Lab 4. Map the Private IP Addresses to Public IP Addresses

Big Data Service nodes are by default assigned private IP addresses, which aren't accessible from the public internet.

You must make the nodes in the cluster available by establishing connections to the node. In this workshop, you map the private IP addresses of the nodes in the cluster to public IP addresses to make them publicly available on the internet. We assume that making the IP address public is an acceptable security risk.
Note

Using a bastion Host, VPN Connect, and OCI FastConnect provide more private and secure options than making the IP address public.

In this lab, you use Oracle Cloud Infrastructure Cloud Shell, which is a web browser-based terminal accessible from the Oracle Cloud Console.

Lab 5. Use Apache Ambari to Access the Cluster

In this task, you use Apache Ambari to access the cluster. In a Big Data cluster, Apache Ambari runs on the first utility node, traininun0. You use the reserved public IP address that is associated with traininun0 that you created in Task 2 of Lab 4.

Before you can access Apache Ambari on the utility node using a web browser, you must have opened the port associated with the service and mapped the private IP address to a public IP address.
  1. Open a Web browser window and enter the following URL. Substitute ip-address with your own ip-address that is associated with the utility node in your cluster, traininun0, which you created in the previously. To view your reserved public IP address in the console, click the Navigation menu and navigate to Networking. In the IP Management section, click Reserved IPs. The reserved public IP address is displayed in the Reserved Public IP Addresses page.
    https://<ip-address>:7183
  2. On the login screen, enter the following information:
    • username: admin
    • password: password you specified when you created the cluster
    Click Sign In.
  3. From the Dashboard, note the name of the cluster at the top right and the services running on the cluster from the left navigation.
  4. Click Hosts. The hosts of the cluster are displayed.
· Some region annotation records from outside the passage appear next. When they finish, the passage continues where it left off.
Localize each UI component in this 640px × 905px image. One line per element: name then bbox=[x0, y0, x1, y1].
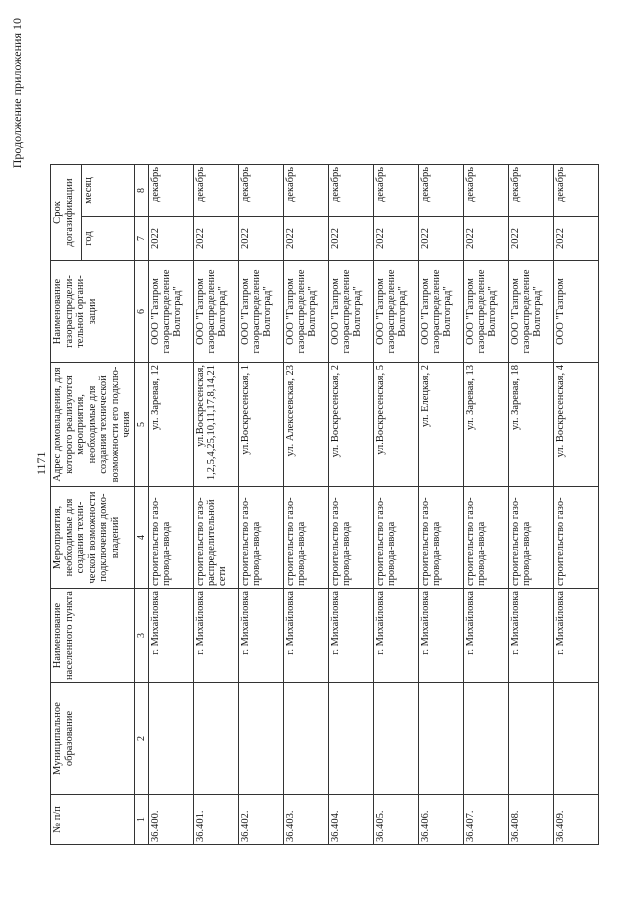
settlement-cell: г. Михайловка bbox=[238, 589, 283, 683]
header-year: год bbox=[82, 217, 135, 261]
municipality-cell bbox=[508, 683, 553, 795]
year-cell: 2022 bbox=[553, 217, 598, 261]
settlement-cell: г. Михайловка bbox=[508, 589, 553, 683]
settlement-cell: г. Михайловка bbox=[193, 589, 238, 683]
org-cell: ООО "Газпром газораспределение Волгоград" bbox=[148, 261, 193, 363]
header-address: Адрес домовладения, для которого реализуются мероприятия, необходимые для создания технической возможности его подклю-чения bbox=[51, 363, 135, 487]
org-cell: ООО "Газпром газораспределение Волгоград" bbox=[508, 261, 553, 363]
row-number: 36.401. bbox=[193, 795, 238, 845]
address-cell: ул. Воскресенская, 4 bbox=[553, 363, 598, 487]
year-cell: 2022 bbox=[328, 217, 373, 261]
year-cell: 2022 bbox=[283, 217, 328, 261]
column-number: 8 bbox=[134, 165, 148, 217]
page-number: 1171 bbox=[34, 451, 48, 475]
address-cell: ул. Елецкая, 2 bbox=[418, 363, 463, 487]
municipality-cell bbox=[238, 683, 283, 795]
settlement-cell: г. Михайловка bbox=[553, 589, 598, 683]
row-number: 36.404. bbox=[328, 795, 373, 845]
measure-cell: строительство газо-провода-ввода bbox=[463, 487, 508, 589]
org-cell: ООО "Газпром газораспределение Волгоград" bbox=[373, 261, 418, 363]
header-month: месяц bbox=[82, 165, 135, 217]
month-cell: декабрь bbox=[418, 165, 463, 217]
header-row bbox=[51, 165, 82, 845]
row-number: 36.400. bbox=[148, 795, 193, 845]
org-cell: ООО "Газпром газораспределение Волгоград" bbox=[193, 261, 238, 363]
table-row bbox=[328, 165, 373, 845]
table-row bbox=[283, 165, 328, 845]
municipality-cell bbox=[418, 683, 463, 795]
address-cell: ул. Заревая, 12 bbox=[148, 363, 193, 487]
table-body bbox=[148, 165, 598, 845]
year-cell: 2022 bbox=[463, 217, 508, 261]
org-cell: ООО "Газпром газораспределение Волгоград" bbox=[418, 261, 463, 363]
month-cell: декабрь bbox=[283, 165, 328, 217]
column-number: 5 bbox=[134, 363, 148, 487]
header-org: Наименование газораспредели-тельной органи-зации bbox=[51, 261, 135, 363]
month-cell: декабрь bbox=[193, 165, 238, 217]
address-cell: ул. Заревая, 18 bbox=[508, 363, 553, 487]
org-cell: ООО "Газпром газораспределение Волгоград" bbox=[328, 261, 373, 363]
measure-cell: строительство газо-провода-ввода bbox=[283, 487, 328, 589]
year-cell: 2022 bbox=[508, 217, 553, 261]
municipality-cell bbox=[463, 683, 508, 795]
municipality-cell bbox=[373, 683, 418, 795]
header-num: № п/п bbox=[51, 795, 135, 845]
table-row bbox=[418, 165, 463, 845]
month-cell: декабрь bbox=[508, 165, 553, 217]
table-row bbox=[193, 165, 238, 845]
settlement-cell: г. Михайловка bbox=[283, 589, 328, 683]
row-number: 36.405. bbox=[373, 795, 418, 845]
org-cell: ООО "Газпром газораспределение Волгоград" bbox=[283, 261, 328, 363]
month-cell: декабрь bbox=[328, 165, 373, 217]
row-number: 36.406. bbox=[418, 795, 463, 845]
column-number: 1 bbox=[134, 795, 148, 845]
settlement-cell: г. Михайловка bbox=[418, 589, 463, 683]
measure-cell: строительство газо-распределительной сети bbox=[193, 487, 238, 589]
table-row bbox=[508, 165, 553, 845]
row-number: 36.403. bbox=[283, 795, 328, 845]
municipality-cell bbox=[328, 683, 373, 795]
table-row bbox=[238, 165, 283, 845]
measure-cell: строительство газо-провода-ввода bbox=[148, 487, 193, 589]
municipality-cell bbox=[148, 683, 193, 795]
column-number: 7 bbox=[134, 217, 148, 261]
address-cell: ул. Заревая, 13 bbox=[463, 363, 508, 487]
month-cell: декабрь bbox=[463, 165, 508, 217]
year-cell: 2022 bbox=[238, 217, 283, 261]
settlement-cell: г. Михайловка bbox=[463, 589, 508, 683]
row-number: 36.408. bbox=[508, 795, 553, 845]
year-cell: 2022 bbox=[373, 217, 418, 261]
address-cell: ул.Воскресенская, 5 bbox=[373, 363, 418, 487]
year-cell: 2022 bbox=[418, 217, 463, 261]
header-municipality: Муниципальное образование bbox=[51, 683, 135, 795]
table-row bbox=[373, 165, 418, 845]
org-cell: ООО "Газпром газораспределение Волгоград" bbox=[463, 261, 508, 363]
year-cell: 2022 bbox=[193, 217, 238, 261]
column-number: 6 bbox=[134, 261, 148, 363]
column-number: 3 bbox=[134, 589, 148, 683]
address-cell: ул. Воскресенская, 2 bbox=[328, 363, 373, 487]
org-cell: ООО "Газпром bbox=[553, 261, 598, 363]
column-number: 4 bbox=[134, 487, 148, 589]
continuation-note: Продолжение приложения 10 bbox=[10, 18, 24, 169]
row-number: 36.407. bbox=[463, 795, 508, 845]
measure-cell: строительство газо-провода-ввода bbox=[238, 487, 283, 589]
address-cell: ул.Воскресенская, 1 bbox=[238, 363, 283, 487]
municipality-cell bbox=[553, 683, 598, 795]
measure-cell: строительство газо-провода-ввода bbox=[373, 487, 418, 589]
measure-cell: строительство газо-провода-ввода bbox=[328, 487, 373, 589]
address-cell: ул. Алексеевская, 23 bbox=[283, 363, 328, 487]
month-cell: декабрь bbox=[238, 165, 283, 217]
year-cell: 2022 bbox=[148, 217, 193, 261]
header-term: Срок догазификации bbox=[51, 165, 82, 261]
month-cell: декабрь bbox=[373, 165, 418, 217]
header-settlement: Наименование населенного пункта bbox=[51, 589, 135, 683]
settlement-cell: г. Михайловка bbox=[373, 589, 418, 683]
measure-cell: строительство газо- bbox=[553, 487, 598, 589]
column-number: 2 bbox=[134, 683, 148, 795]
table-row bbox=[553, 165, 598, 845]
data-table bbox=[50, 164, 599, 845]
row-number: 36.409. bbox=[553, 795, 598, 845]
measure-cell: строительство газо-провода-ввода bbox=[508, 487, 553, 589]
address-cell: ул.Воскресенская, 1,2,5,4,25,10,11,17,8,14,21 bbox=[193, 363, 238, 487]
org-cell: ООО "Газпром газораспределение Волгоград" bbox=[238, 261, 283, 363]
municipality-cell bbox=[193, 683, 238, 795]
header-measures: Мероприятия, необходимые для создания техни-ческой возможности подключения домо-владений bbox=[51, 487, 135, 589]
month-cell: декабрь bbox=[553, 165, 598, 217]
month-cell: декабрь bbox=[148, 165, 193, 217]
column-number-row bbox=[134, 165, 148, 845]
settlement-cell: г. Михайловка bbox=[328, 589, 373, 683]
measure-cell: строительство газо-провода-ввода bbox=[418, 487, 463, 589]
settlement-cell: г. Михайловка bbox=[148, 589, 193, 683]
table-row bbox=[463, 165, 508, 845]
row-number: 36.402. bbox=[238, 795, 283, 845]
municipality-cell bbox=[283, 683, 328, 795]
table-row bbox=[148, 165, 193, 845]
Hosts are configured with one or more components, each of which corresponds to a service. The component indicates which daemon, also known as service, runs on the host. Typically, a host will run multiple components in support of the various services running in the cluster.
  5. Drill-down on the components associated with the master node in the cluster, traininmn0.
    The services and components that are running on the master node are displayed such as the HDFS NameNode, Spark3 History Server, YARN's Registry DNS, and Yarn's ResourceManager among other services.
  6. Exit Apache Ambari. From the User drop-down menu, select Sign out.

Lab 6. Create a Hadoop Administrator User

Lab 7. Upload Data to HDFS and Object Storage

In this step, you download and run two sets of scripts.

First, you will download and run the Hadoop Distributed File System (HDFS) scripts to download data from Citi Bikes NYC to a new local directory on your master node in your BDS cluster. The HDFS scripts manipulates some of the downloaded data files, and then upload them to new HDFS directories. The HDFS scripts also create Hive databases and tables which you will query using Hue.

Second, you will download and run the object storage scripts to download data from Citi Bikes NYC to your local directory using OCI Cloud Shell. The object storage scripts uploads the data to a new bucket in Object Storage. See the Data License Agreement for information about the Citi Bikes NYC data license agreement.

Lab 8. Manage your Cluster

Lab 9. Clean Up Tutorial Resources

You can delete the resources that you created in this workshop. If you want to run the labs in this workshop again, perform these clean up tasks.

If you want to list the resources in your training-compartment, you can use the Tenancy Explorer page. From the Navigation menu, navigate to Governance & Administration. In the Governance section, click Tenancy Explorer. On the Tenancy Explorer page, in the Search compartments field, type training, and then select training-compartment from the list of compartments. The resources in the training-compartment are displayed.